Commanders and leaders
- Maurice, Prince of Orange: Diederik Sonoy

= Siege of Medemblik (1588) =

The Siege of Medemblik was a siege of the city of Medemblik by Prince Maurice on behalf of the States of Holland against the rebellious commander of this city, Diederik Sonoy, who was assisted by English soldiers during the Eighty Years' War.

== Approach ==
Diederik Sonoy was commander in Medemblik who had sworn an oath to the Earl of Leicester. After Maurice was appointed Stadtholder, Sonoy refused to swear an oath to Maurice. Meanwhile, a mutiny broke out among his soldiers, which also spread to other cities. These soldiers demanded the full payment of their outstanding wages . He managed to calm the situation but had withdrawn to Radboud Castle as a precaution. In the meantime, the States had grown suspicious of him, for Sonoy had, after all, brought 450 more men into Medemblik than he had been ordered to do. Visits by representatives of the States and even by Maurice himself led to nothing. Sonoy and his men invoked an oath they had previously sworn to the Earl of Leicester. The distrust of Sonoy increased even further after it became apparent that he had had six barrels of gunpowder brought to the city from Amsterdam.

== Topping ==
When Maurice and the States General were convinced that Sonoy intended to fortify himself within the city, they found themselves compelled to take the city by force. Maurice, together with Johan van Oldenbarnevelt and other lords, marched to Medemblik via Hoorn. In Hoorn, Maurice managed to drive one of Sonoy's companies out of the city. On February 27, Maurice arrived before Medemblik. In the meantime, Bardens, mayor of Amsterdam, was present there by order of the Council of State to mediate with Sonoy. When these mediations made no progress, Maurices' troops began placing fortifications along the access roads. During the placement of these fortifications, shots were sometimes fired back and forth. The city was also occasionally fired upon from several warships lying in the harbor. Meanwhile, Sonoy was counting on reinforcements from Charles Howard, who, according to a letter from Daniel de Dieu, a minister from Vlissingen, was en route with eight large ships and six pinnaces to relieve him. Sonoy's companies from Harderwijk and Kampen were also to support him in this. However, the couriers had fallen into Maurice's hands. Maurice tried in vain to breach the dikes due to resistance offered from Medemblik. Sonoy showed the letters from England, from which his supporters drew strength.

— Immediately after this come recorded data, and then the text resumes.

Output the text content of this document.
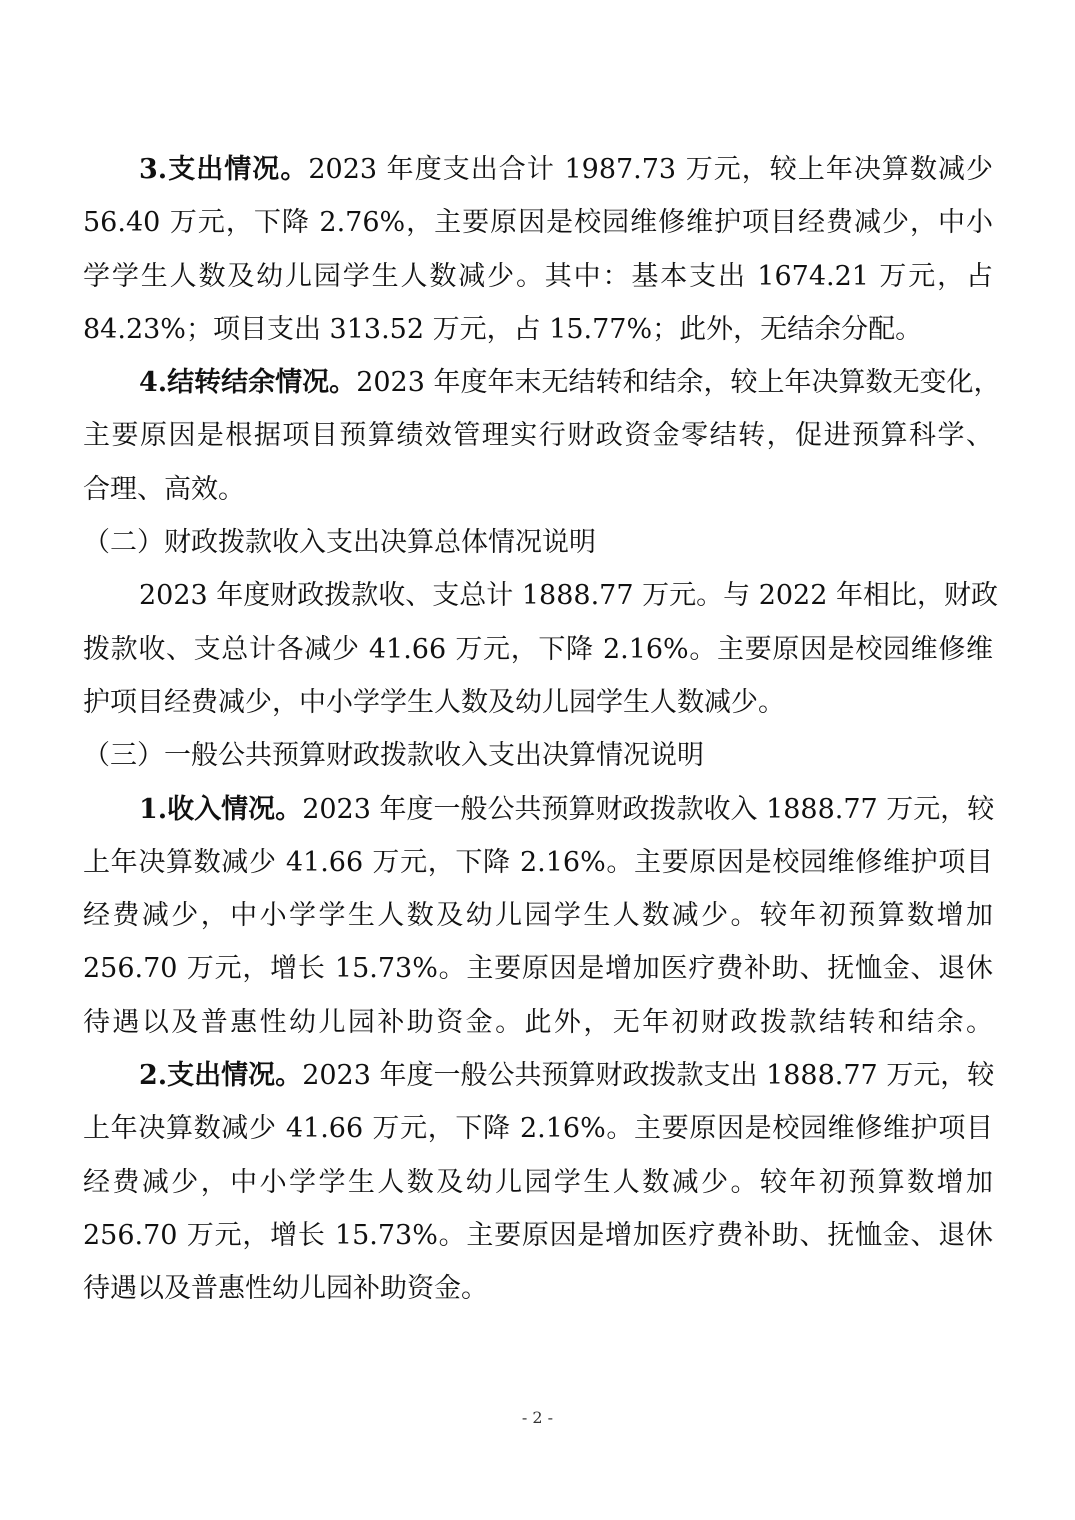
3.支出情况。2023 年度支出合计 1987.73 万元，较上年决算数减少
56.40 万元，下降 2.76%，主要原因是校园维修维护项目经费减少，中小
学学生人数及幼儿园学生人数减少。其中：基本支出 1674.21 万元，占
84.23%；项目支出 313.52 万元，占 15.77%；此外，无结余分配。
4.结转结余情况。2023 年度年末无结转和结余，较上年决算数无变化，
主要原因是根据项目预算绩效管理实行财政资金零结转，促进预算科学、
合理、高效。
（二）财政拨款收入支出决算总体情况说明
2023 年度财政拨款收、支总计 1888.77 万元。与 2022 年相比，财政
拨款收、支总计各减少 41.66 万元，下降 2.16%。主要原因是校园维修维
护项目经费减少，中小学学生人数及幼儿园学生人数减少。
（三）一般公共预算财政拨款收入支出决算情况说明
1.收入情况。2023 年度一般公共预算财政拨款收入 1888.77 万元，较
上年决算数减少 41.66 万元，下降 2.16%。主要原因是校园维修维护项目
经费减少，中小学学生人数及幼儿园学生人数减少。较年初预算数增加
256.70 万元，增长 15.73%。主要原因是增加医疗费补助、抚恤金、退休
待遇以及普惠性幼儿园补助资金。此外，无年初财政拨款结转和结余。
2.支出情况。2023 年度一般公共预算财政拨款支出 1888.77 万元，较
上年决算数减少 41.66 万元，下降 2.16%。主要原因是校园维修维护项目
经费减少，中小学学生人数及幼儿园学生人数减少。较年初预算数增加
256.70 万元，增长 15.73%。主要原因是增加医疗费补助、抚恤金、退休
待遇以及普惠性幼儿园补助资金。
- 2 -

But then Sonoy received a letter stating that the Earl of Leicester had renounced his rule in the Netherlands, as a result of which Sonoy was released from his oath to the Earl.

== Aftermath ==
Following this, on April 29, Sonoy sat down at the negotiating table with Maurice again, under the mediation of the English warlord Willoughby. This resulted in a treaty stipulating that Sonoy could remain within Medemblik, but with the agreed number of soldiers, and was not permitted to undertake new projects independently. Furthermore, Sonoy was given the choice between a proper service order or a fair discharge. With this, peace seemed to have returned to the city, but this proved to be short-lived. During that time as commander in the city, Sonoy had incurred the hatred of the citizens of Medemblik, and for a considerable period, he had been unable to walk the streets without endangering his own life. He had ruled there with an iron fist. He had also frequently clashed with the aldermen, who regularly gathered in front of the castle and shouted all kinds of insults at it. Because of these circumstances, Sonoy offered his resignation, which was granted to him in exchange for a reward of 1,000 pounds in annual pay. Sonoy subsequently moved to the manor of Dijksterhuis near the village of Pieterburen, in the Ommelanden.